KIA Unveils Sculptures for the Visually Impaired
Posted: December 1, 2014
Source: Katie Houston
Job Title: Marketing & PR Coordinator
Phone: 269-349-7775 x3112
The Kalamazoo Institute of Arts (KIA) unveiled two sculptures by Michigan artists on Monday, December 1. Designed for the experience of blind and visually impaired patrons, the sculptures were funded by the Michigan Braille Transcribing Fund (MBTF).
The sculptures were presented by the artists, Paul Ponchillia and Steve Curl, to KIA Executive Director Belinda Tate, Director of Museum Education Susan Eckhardt, and Curator of Education Michelle Stempien. Representatives from the funder, the KIA Touch Art committee, and guests from the community also attended.
The KIA Education Department has offered a Touch Art Tour for the blind and visually impaired since 2011, developed with members of the Kalamazoo visually impaired community and experts in the field of education for the visually impaired.
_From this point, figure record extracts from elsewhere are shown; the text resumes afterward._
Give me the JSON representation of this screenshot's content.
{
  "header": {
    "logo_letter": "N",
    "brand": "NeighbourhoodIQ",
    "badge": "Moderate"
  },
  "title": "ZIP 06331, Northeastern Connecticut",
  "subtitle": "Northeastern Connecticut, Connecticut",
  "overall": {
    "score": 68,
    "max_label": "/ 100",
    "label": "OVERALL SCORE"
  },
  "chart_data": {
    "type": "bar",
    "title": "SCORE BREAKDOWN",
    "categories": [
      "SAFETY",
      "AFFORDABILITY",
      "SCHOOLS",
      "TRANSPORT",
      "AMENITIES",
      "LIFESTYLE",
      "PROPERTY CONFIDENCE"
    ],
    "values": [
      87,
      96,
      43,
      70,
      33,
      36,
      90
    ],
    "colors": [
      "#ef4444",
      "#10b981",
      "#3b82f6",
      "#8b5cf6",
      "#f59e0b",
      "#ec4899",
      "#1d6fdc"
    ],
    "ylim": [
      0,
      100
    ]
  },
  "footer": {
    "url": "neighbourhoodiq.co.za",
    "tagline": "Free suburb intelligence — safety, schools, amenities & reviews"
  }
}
More than 150 visitors have participated in this program in the last three years.
"After two years, we felt it was time to expand the program," says Michelle Stempien of applying for the funds. "This grant has allowed us to increase our sculptural offerings and develop new ways for blind and low vision visitors to interact with art objects."
The $3,800 grant was awarded in 2013, and the artists were commissioned shortly thereafter.
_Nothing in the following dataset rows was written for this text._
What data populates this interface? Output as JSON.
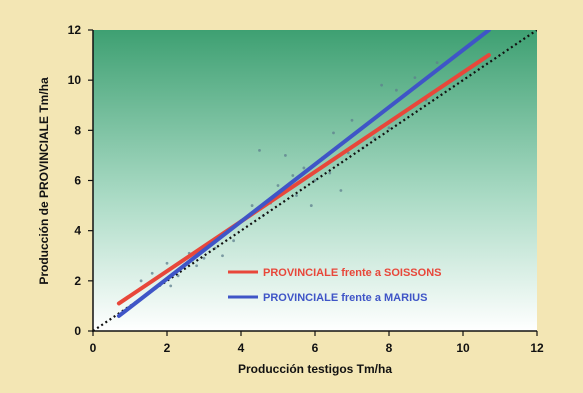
{
  "chart_data": {
    "type": "scatter",
    "xlabel": "Producción testigos Tm/ha",
    "ylabel": "Producción de PROVINCIALE Tm/ha",
    "xlim": [
      0,
      12
    ],
    "ylim": [
      0,
      12
    ],
    "xticks": [
      "0",
      "2",
      "4",
      "6",
      "8",
      "10",
      "12"
    ],
    "yticks": [
      "0",
      "2",
      "4",
      "6",
      "8",
      "10",
      "12"
    ],
    "grid": false,
    "legend_position": "bottom-right",
    "points": [
      {
        "x": 0.8,
        "y": 0.7
      },
      {
        "x": 1.3,
        "y": 2.0
      },
      {
        "x": 1.6,
        "y": 2.3
      },
      {
        "x": 2.0,
        "y": 2.7
      },
      {
        "x": 2.1,
        "y": 1.8
      },
      {
        "x": 2.3,
        "y": 2.2
      },
      {
        "x": 2.6,
        "y": 3.1
      },
      {
        "x": 2.8,
        "y": 2.6
      },
      {
        "x": 3.0,
        "y": 2.9
      },
      {
        "x": 3.3,
        "y": 3.3
      },
      {
        "x": 3.5,
        "y": 3.0
      },
      {
        "x": 3.8,
        "y": 3.6
      },
      {
        "x": 4.0,
        "y": 4.4
      },
      {
        "x": 4.3,
        "y": 5.0
      },
      {
        "x": 4.5,
        "y": 7.2
      },
      {
        "x": 4.6,
        "y": 4.6
      },
      {
        "x": 4.8,
        "y": 5.1
      },
      {
        "x": 5.0,
        "y": 5.8
      },
      {
        "x": 5.2,
        "y": 7.0
      },
      {
        "x": 5.4,
        "y": 6.2
      },
      {
        "x": 5.5,
        "y": 5.4
      },
      {
        "x": 5.7,
        "y": 6.5
      },
      {
        "x": 5.9,
        "y": 5.0
      },
      {
        "x": 6.0,
        "y": 6.0
      },
      {
        "x": 6.2,
        "y": 6.9
      },
      {
        "x": 6.4,
        "y": 6.3
      },
      {
        "x": 6.5,
        "y": 7.9
      },
      {
        "x": 6.7,
        "y": 5.6
      },
      {
        "x": 6.9,
        "y": 7.1
      },
      {
        "x": 7.0,
        "y": 8.4
      },
      {
        "x": 7.3,
        "y": 7.3
      },
      {
        "x": 7.6,
        "y": 7.7
      },
      {
        "x": 7.8,
        "y": 9.8
      },
      {
        "x": 8.0,
        "y": 8.1
      },
      {
        "x": 8.2,
        "y": 9.6
      },
      {
        "x": 8.6,
        "y": 8.9
      },
      {
        "x": 8.7,
        "y": 10.1
      },
      {
        "x": 9.0,
        "y": 9.2
      },
      {
        "x": 9.3,
        "y": 10.7
      }
    ],
    "series": [
      {
        "name": "PROVINCIALE frente a SOISSONS",
        "color": "#e8473a",
        "x": [
          0.7,
          10.7
        ],
        "y": [
          1.1,
          11.0
        ]
      },
      {
        "name": "PROVINCIALE frente a MARIUS",
        "color": "#3f55c7",
        "x": [
          0.7,
          10.7
        ],
        "y": [
          0.6,
          12.0
        ]
      }
    ],
    "reference_line": {
      "style": "dotted",
      "color": "#111111",
      "x": [
        0,
        12
      ],
      "y": [
        0,
        12
      ]
    }
  }
}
Paul Ponchillia, who is visually impaired, lives in Three Rivers and works primarily with stone, bone, and other natural materials to create carvings with an Inuit influence. He is Professor Emeritus and former Chair of the Department of Blindness and Low Vision Studies at WMU.
Steve Curl creates fantastical, whimsical creatures - dragons and robots - from found metal objects. They have touchable texture and are favorites with young visitors.
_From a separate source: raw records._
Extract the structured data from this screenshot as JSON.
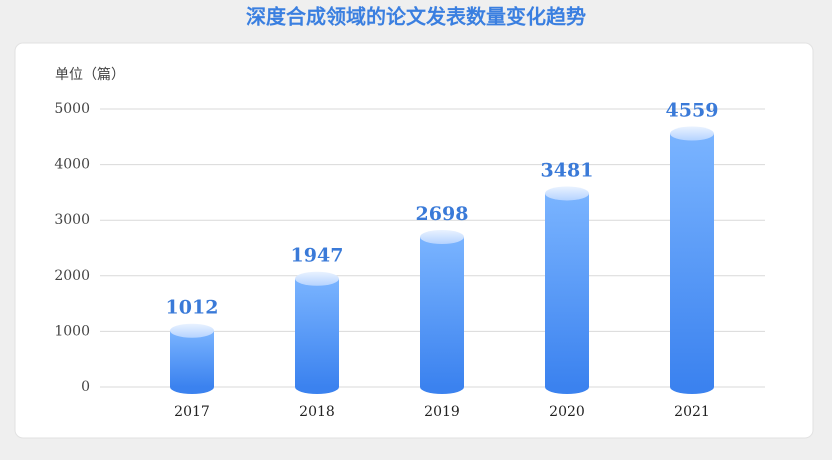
{
  "chart_data": {
    "type": "bar",
    "title": "深度合成领域的论文发表数量变化趋势",
    "y_axis_label": "单位（篇）",
    "categories": [
      "2017",
      "2018",
      "2019",
      "2020",
      "2021"
    ],
    "values": [
      1012,
      1947,
      2698,
      3481,
      4559
    ],
    "color": "#5e9cf2",
    "ylim": [
      0,
      5000
    ],
    "yticks": [
      0,
      1000,
      2000,
      3000,
      4000,
      5000
    ],
    "grid": true
  }
}
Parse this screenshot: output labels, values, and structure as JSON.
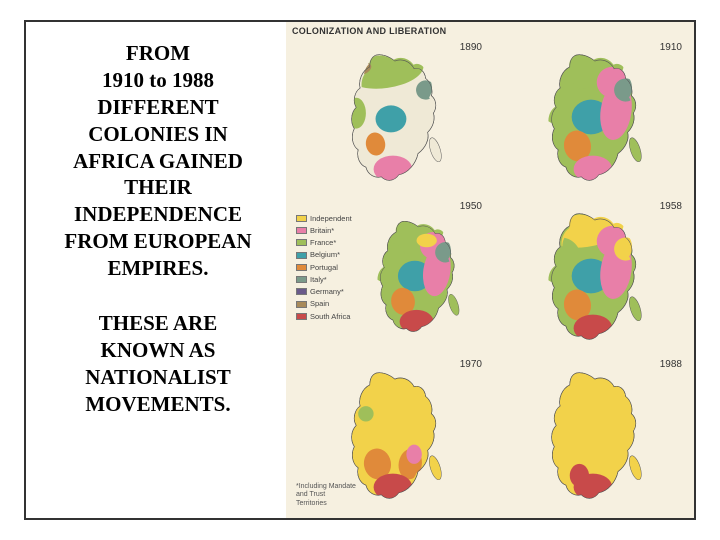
{
  "text": {
    "block1": "FROM\n1910 to 1988\nDIFFERENT\nCOLONIES IN\nAFRICA GAINED\nTHEIR\nINDEPENDENCE\nFROM EUROPEAN\nEMPIRES.",
    "block2": "THESE ARE\nKNOWN AS\nNATIONALIST\nMOVEMENTS."
  },
  "chart": {
    "title": "COLONIZATION AND LIBERATION",
    "background": "#f6f0e0",
    "years": [
      "1890",
      "1910",
      "1950",
      "1958",
      "1970",
      "1988"
    ],
    "colors": {
      "independent": "#f2d24a",
      "britain": "#e87fa8",
      "france": "#9fbf5a",
      "belgium": "#3fa0a8",
      "portugal": "#e08a3a",
      "italy": "#7a9a8a",
      "germany": "#6a5a8a",
      "spain": "#a88a5a",
      "south_africa": "#c84a4a",
      "uncolonized": "#efe9d6"
    },
    "legend": [
      {
        "label": "Independent",
        "color": "#f2d24a"
      },
      {
        "label": "Britain*",
        "color": "#e87fa8"
      },
      {
        "label": "France*",
        "color": "#9fbf5a"
      },
      {
        "label": "Belgium*",
        "color": "#3fa0a8"
      },
      {
        "label": "Portugal",
        "color": "#e08a3a"
      },
      {
        "label": "Italy*",
        "color": "#7a9a8a"
      },
      {
        "label": "Germany*",
        "color": "#6a5a8a"
      },
      {
        "label": "Spain",
        "color": "#a88a5a"
      },
      {
        "label": "South Africa",
        "color": "#c84a4a"
      }
    ],
    "footnote": "*Including Mandate\nand Trust\nTerritories",
    "maps": {
      "1890": {
        "dominant": "uncolonized",
        "north": "france",
        "south_tip": "britain",
        "west_coast": "france",
        "congo": "belgium",
        "east_horn": "italy",
        "nw_coast": "spain",
        "sw_coast": "portugal"
      },
      "1910": {
        "dominant": "france",
        "north": "france",
        "south_tip": "britain",
        "center": "belgium",
        "east": "britain",
        "west": "france",
        "sw": "portugal",
        "horn": "italy",
        "ne": "britain"
      },
      "1950": {
        "dominant": "france",
        "north": "france",
        "south_tip": "south_africa",
        "center": "belgium",
        "east": "britain",
        "west": "france",
        "sw": "portugal",
        "horn": "italy",
        "ne": "britain",
        "indep1": "independent"
      },
      "1958": {
        "dominant": "france",
        "north": "independent",
        "south_tip": "south_africa",
        "center": "belgium",
        "east": "britain",
        "west": "france",
        "sw": "portugal",
        "horn": "independent",
        "ne": "britain"
      },
      "1970": {
        "dominant": "independent",
        "sw": "portugal",
        "se": "portugal",
        "south_tip": "south_africa",
        "remnant1": "france",
        "remnant2": "britain"
      },
      "1988": {
        "dominant": "independent",
        "south_tip": "south_africa",
        "namibia": "south_africa"
      }
    }
  }
}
Although numerous museums offer programs for the blind and visually impaired, KIA tours are rare in that visitors engage directly with the works of art through touch and discussion with KIA docents (tour guides) rather than listening passively to recordings or verbal descriptions.
The KIA Touch Art committee includes KIA staff and docents, current and retired faculty from Western Michigan University's Department of Low Vision and Blindness Studies, a VI/Mobility specialist from Kalamazoo Regional Education Service Agency, and a former counselor from the Michigan Commission for the Blind Training Center. Two members of the committee are visually impaired.